The contribution workflow is described in CONTRIBUTING.md and useful hints for developers can be found in doc/developer-notes.md.
Testing
Testing and code review is the bottleneck for development; we get more pull requests than we can review and test on short notice. Please be patient and help out by testing other people's pull requests, and remember this is a security-critical project where any mistake might cost people lots of money.
Automated Testing
Developers are strongly encouraged to write unit tests for new code, and to
submit new unit tests for old code. Unit tests can be compiled and run
(assuming they weren't disabled in configure) with: make check
. Further details on running
and extending unit tests can be found in /src/test/README.md.
There are also regression and integration tests, written
in Python.
These tests can be run (if the test dependencies are installed) with: test/functional/test_runner.py
The CI (Continuous Integration) systems make sure that every pull request is built for Windows, Linux, and macOS, and that unit/sanity tests are run automatically.

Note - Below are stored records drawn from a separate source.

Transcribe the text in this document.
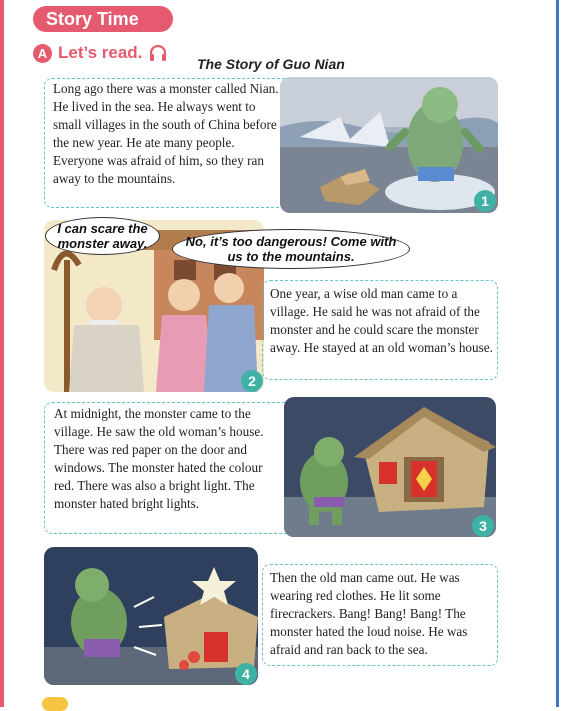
Story Time
A Let’s read.
The Story of Guo Nian
Long ago there was a monster called Nian. He lived in the sea. He always went to small villages in the south of China before the new year. He ate many people. Everyone was afraid of him, so they ran away to the mountains.
1
2
I can scare the monster away.	No, it’s too dangerous! Come with us to the mountains.
One year, a wise old man came to a village. He said he was not afraid of the monster and he could scare the monster away. He stayed at an old woman’s house.
At midnight, the monster came to the village. He saw the old woman’s house. There was red paper on the door and windows. The monster hated the colour red. There was also a bright light. The monster hated bright lights.
3
4
Then the old man came out. He was wearing red clothes. He lit some firecrackers. Bang! Bang! Bang! The monster hated the loud noise. He was afraid and ran back to the sea.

Manual Quality Assurance (QA) Testing
Changes should be tested by somebody other than the developer who wrote the code. This is especially important for large or high-risk changes. It is useful to add a test plan to the pull request description if testing the changes is not straightforward.
Translations
Changes to translations as well as new translations can be submitted to Bitcoin Core's Transifex page.
Translations are periodically pulled from Transifex and merged into the git repository. See the translation process for details on how this works.
Important: We do not accept translation changes as GitHub pull requests because the next pull from Transifex would automatically overwrite them again.